A ‘different Najib’ on campaign trail

PAKATAN Harapan politicians say he is headed for jail but for now, Datuk Seri Najib Tun Razak is still a free man and he is making the most of it as he joins the campaign trail in Cameron Highlands.

One would not have thought there are 25 charges of corruption and money laundering hanging over Najib as he made his way through the highlands seat.

Those watching on feel as though they are looking at a different person. The old Najib was stiff, formal and surrounded by tight security.

The Najib they saw was casual, relaxed and easy-going.

“He is no longer the PM, anyone can approach him,” said Lanchang assemblyman Datuk Seri Mohd Sharkar Shamsudin.

Najib’s social media presence has also been making waves.

An Instagram photo of him and an orang asli man with their arms wrapped around each other got 26,000 likes within two hours. By yesterday, the post had garnered more than 56,000 likes.

Sharkar had teased Najib: “Last time people hug you because you can sign (letters of approval), now it’s genuine.”

Najib’s Facebook followers, which used to hover around 300,000, have shot up to more than half a million.

His Facebook postings on the by-election have been sharp, down-to-earth and witty, and each posting draws thousands of likes and comments.

A posting of him putting on a helmet to ride a motorbike garnered nearly 72,000 likes and more than 8,000 comments.

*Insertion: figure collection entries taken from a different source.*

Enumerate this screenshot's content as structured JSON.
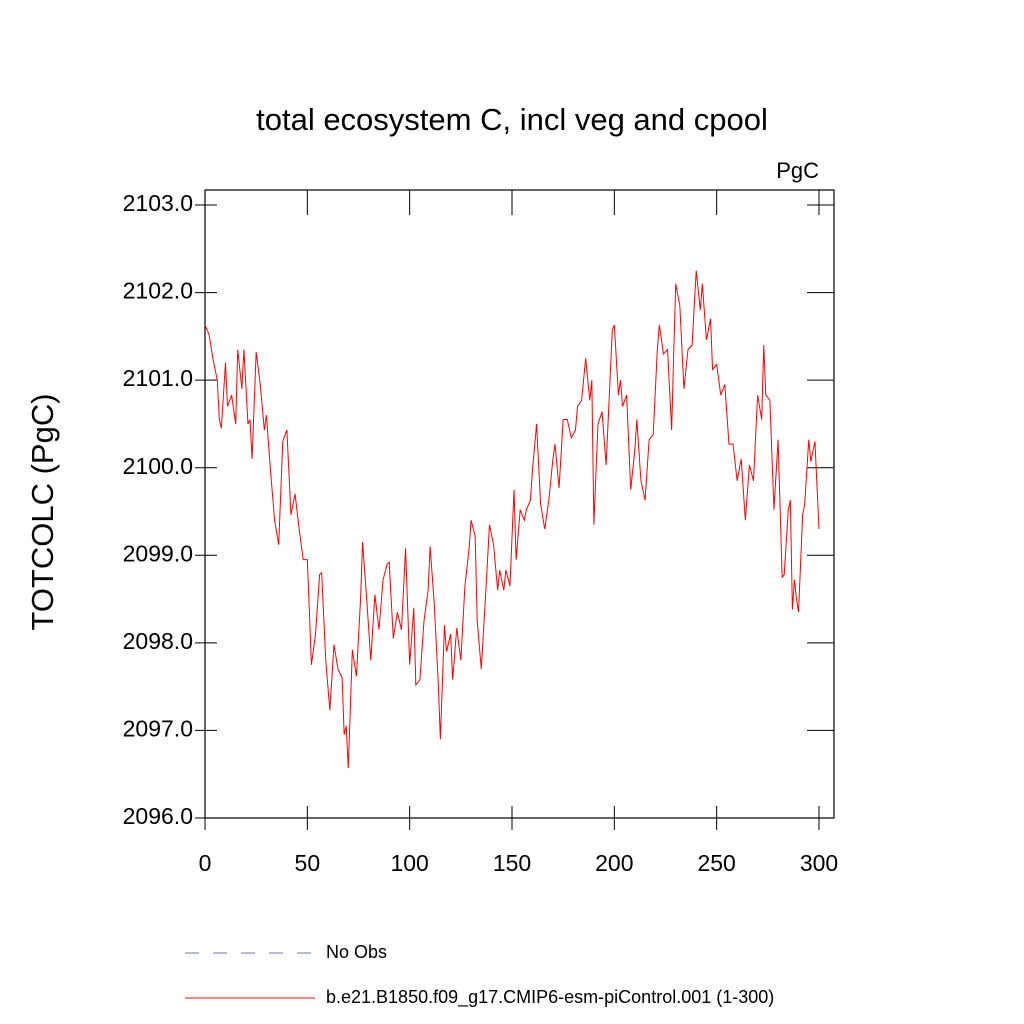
{
  "chart_data": {
    "type": "line",
    "title": "total ecosystem C, incl veg and cpool",
    "unit_label": "PgC",
    "y_label": "TOTCOLC  (PgC)",
    "xlim": [
      0,
      300
    ],
    "xticks": [
      0,
      50,
      100,
      150,
      200,
      250,
      300
    ],
    "ylim": [
      2096,
      2103
    ],
    "yticks": [
      {
        "value": 2096,
        "label": "2096.0"
      },
      {
        "value": 2097,
        "label": "2097.0"
      },
      {
        "value": 2098,
        "label": "2098.0"
      },
      {
        "value": 2099,
        "label": "2099.0"
      },
      {
        "value": 2100,
        "label": "2100.0"
      },
      {
        "value": 2101,
        "label": "2101.0"
      },
      {
        "value": 2102,
        "label": "2102.0"
      },
      {
        "value": 2103,
        "label": "2103.0"
      }
    ],
    "series": [
      {
        "name": "No Obs",
        "color": "#6b6bd6",
        "dashed": true,
        "x": [],
        "values": []
      },
      {
        "name": "b.e21.B1850.f09_g17.CMIP6-esm-piControl.001 (1-300)",
        "color": "#ff0000",
        "dashed": false,
        "x": [
          0,
          2,
          4,
          6,
          7,
          8,
          10,
          11,
          13,
          15,
          16,
          18,
          19,
          21,
          22,
          23,
          25,
          27,
          29,
          30,
          32,
          34,
          36,
          38,
          40,
          42,
          44,
          46,
          48,
          50,
          52,
          54,
          56,
          57,
          59,
          61,
          63,
          65,
          67,
          68,
          69,
          70,
          72,
          74,
          76,
          77,
          79,
          81,
          83,
          85,
          87,
          89,
          90,
          92,
          94,
          96,
          98,
          100,
          102,
          103,
          105,
          107,
          109,
          110,
          112,
          114,
          115,
          117,
          118,
          120,
          121,
          123,
          125,
          127,
          129,
          130,
          132,
          133,
          135,
          137,
          139,
          141,
          143,
          144,
          146,
          147,
          149,
          151,
          152,
          154,
          156,
          157,
          159,
          160,
          162,
          164,
          166,
          168,
          170,
          171,
          173,
          175,
          177,
          179,
          181,
          182,
          184,
          186,
          188,
          189,
          190,
          192,
          194,
          196,
          198,
          199,
          200,
          202,
          203,
          204,
          206,
          208,
          210,
          211,
          213,
          215,
          217,
          219,
          221,
          222,
          224,
          226,
          228,
          229,
          230,
          232,
          234,
          236,
          238,
          240,
          242,
          243,
          245,
          247,
          248,
          250,
          252,
          254,
          256,
          258,
          260,
          262,
          264,
          266,
          268,
          270,
          272,
          273,
          274,
          276,
          278,
          280,
          282,
          283,
          285,
          286,
          287,
          288,
          289,
          290,
          292,
          293,
          295,
          296,
          298,
          300
        ],
        "values": [
          2101.63,
          2101.52,
          2101.23,
          2101.0,
          2100.55,
          2100.45,
          2101.2,
          2100.7,
          2100.83,
          2100.5,
          2101.35,
          2100.9,
          2101.35,
          2100.5,
          2100.55,
          2100.1,
          2101.32,
          2100.95,
          2100.43,
          2100.6,
          2099.97,
          2099.4,
          2099.12,
          2100.3,
          2100.43,
          2099.46,
          2099.7,
          2099.3,
          2098.95,
          2098.95,
          2097.75,
          2098.1,
          2098.78,
          2098.8,
          2097.8,
          2097.23,
          2097.98,
          2097.7,
          2097.6,
          2096.95,
          2097.05,
          2096.57,
          2097.92,
          2097.62,
          2098.5,
          2099.15,
          2098.5,
          2097.8,
          2098.55,
          2098.15,
          2098.72,
          2098.9,
          2098.92,
          2098.05,
          2098.35,
          2098.15,
          2099.08,
          2097.75,
          2098.4,
          2097.52,
          2097.58,
          2098.25,
          2098.6,
          2099.1,
          2098.45,
          2097.52,
          2096.9,
          2098.2,
          2097.9,
          2098.1,
          2097.58,
          2098.17,
          2097.8,
          2098.65,
          2099.07,
          2099.4,
          2099.22,
          2098.25,
          2097.7,
          2098.5,
          2099.35,
          2099.12,
          2098.6,
          2098.83,
          2098.6,
          2098.83,
          2098.65,
          2099.75,
          2098.95,
          2099.52,
          2099.4,
          2099.52,
          2099.63,
          2099.97,
          2100.5,
          2099.58,
          2099.3,
          2099.63,
          2100.1,
          2100.27,
          2099.77,
          2100.55,
          2100.55,
          2100.34,
          2100.43,
          2100.7,
          2100.77,
          2101.25,
          2100.77,
          2101.0,
          2099.35,
          2100.5,
          2100.64,
          2100.03,
          2101.06,
          2101.57,
          2101.63,
          2100.83,
          2101.0,
          2100.7,
          2100.83,
          2099.75,
          2100.2,
          2100.55,
          2099.85,
          2099.63,
          2100.32,
          2100.38,
          2101.35,
          2101.63,
          2101.3,
          2101.35,
          2100.43,
          2101.3,
          2102.1,
          2101.85,
          2100.9,
          2101.35,
          2101.4,
          2102.25,
          2101.8,
          2102.1,
          2101.46,
          2101.7,
          2101.12,
          2101.18,
          2100.83,
          2100.95,
          2100.27,
          2100.27,
          2099.85,
          2100.1,
          2099.4,
          2100.03,
          2099.85,
          2100.83,
          2100.55,
          2101.4,
          2100.83,
          2100.77,
          2099.52,
          2100.32,
          2098.75,
          2098.78,
          2099.52,
          2099.63,
          2098.38,
          2098.72,
          2098.5,
          2098.35,
          2099.46,
          2099.58,
          2100.32,
          2100.07,
          2100.3,
          2099.3
        ]
      }
    ]
  }
}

Najib has been the surprise news-maker in Cameron Highlands while Barisan’s candidate Ramli Mohd Nor who Najib described as “a gem from the orang asli community”, seems unable to shake off his stern police officer demeanour.

The Cameron Highlands polls has turned out to be more interesting than others previously. The leading reason is that Barisan Nasional won by a slim majority of 597 votes.

Both sides know it would take a swing of only a few hundred votes for the seat to fall to Pakatan, and that is why they are giving it their all.

Pakatan candidate M. Manogaran is more experienced and ready for the job. The DAP politician was a former Teluk Intan MP. he is articulate and vocal unlike Ramli.

Manogaran is no stranger to Cameron Highlands, having contested the seat in GE14.

But his party is suffering a trust deficit among the Malays.

Moreover, the 3,500 voters who supported the PAS candidate in GE14 are now likely to support Ramli.

A hint of that came after Friday prayers in the area when Pahang Mentri Besar Datuk Seri Wan Rosdy Wan Ismail and PAS deputy president Datuk Tuan Ibrahim Tuan Man exchanged a tight embrace.

Tuan Ibrahim had earlier deli­vered the Friday prayers sermon.

This is also the first by-election in a Barisan-controlled state.

Pakatan has to tread a little more carefully in their attacks against Najib because he has taken good care of his home state.

In fact, the Sungai Koyan mosque where he and several other political bigwigs from both sides of the divide prayed on Friday was built using funds from his prime minister’s allocations.

Najib still has substantial Malay support going by the warm reception he received in the Felda schemes and orang asli areas.

The mood among many settlers is that life was better under Barisan rule.

People in these parts have never heard of the best-selling book on the 1MDB scandal, Billion Dollar Whale.

Incomes of palm oil smallholders have shrunk by more than 60% because of plummeting oil palm prices and they blame the new government.

Cameron Highlands has been plagued by serious environmental issues because of questionable farming methods but nobody dares to criticise because the farmers are also voters.

There has not been a squeak about the notorious “surat kuning” – the euphemism for the letters of endorsement from palace officials that were used to enable new land clearings for farms.

Nobody wants to offend the palace especially given that the next King may be the newly proclaimed Sultan of Pahang.

Feedback suggests that DAP’s support among the Chinese and Indian electorate in Cameron Highlands is quite intact.

If they want to snatch the seat from Barisan, they need to make inroads into the Malay and orang asli areas.

That is the real battle ground and their plan is to bring in the star power of Tun Dr Mahathir Mohamad, who is expected to join the campaign later this week.

The two nemeses – the former and current Prime Ministers – have often crossed swords but will their paths cross this week in the battle for Cameron Highlands?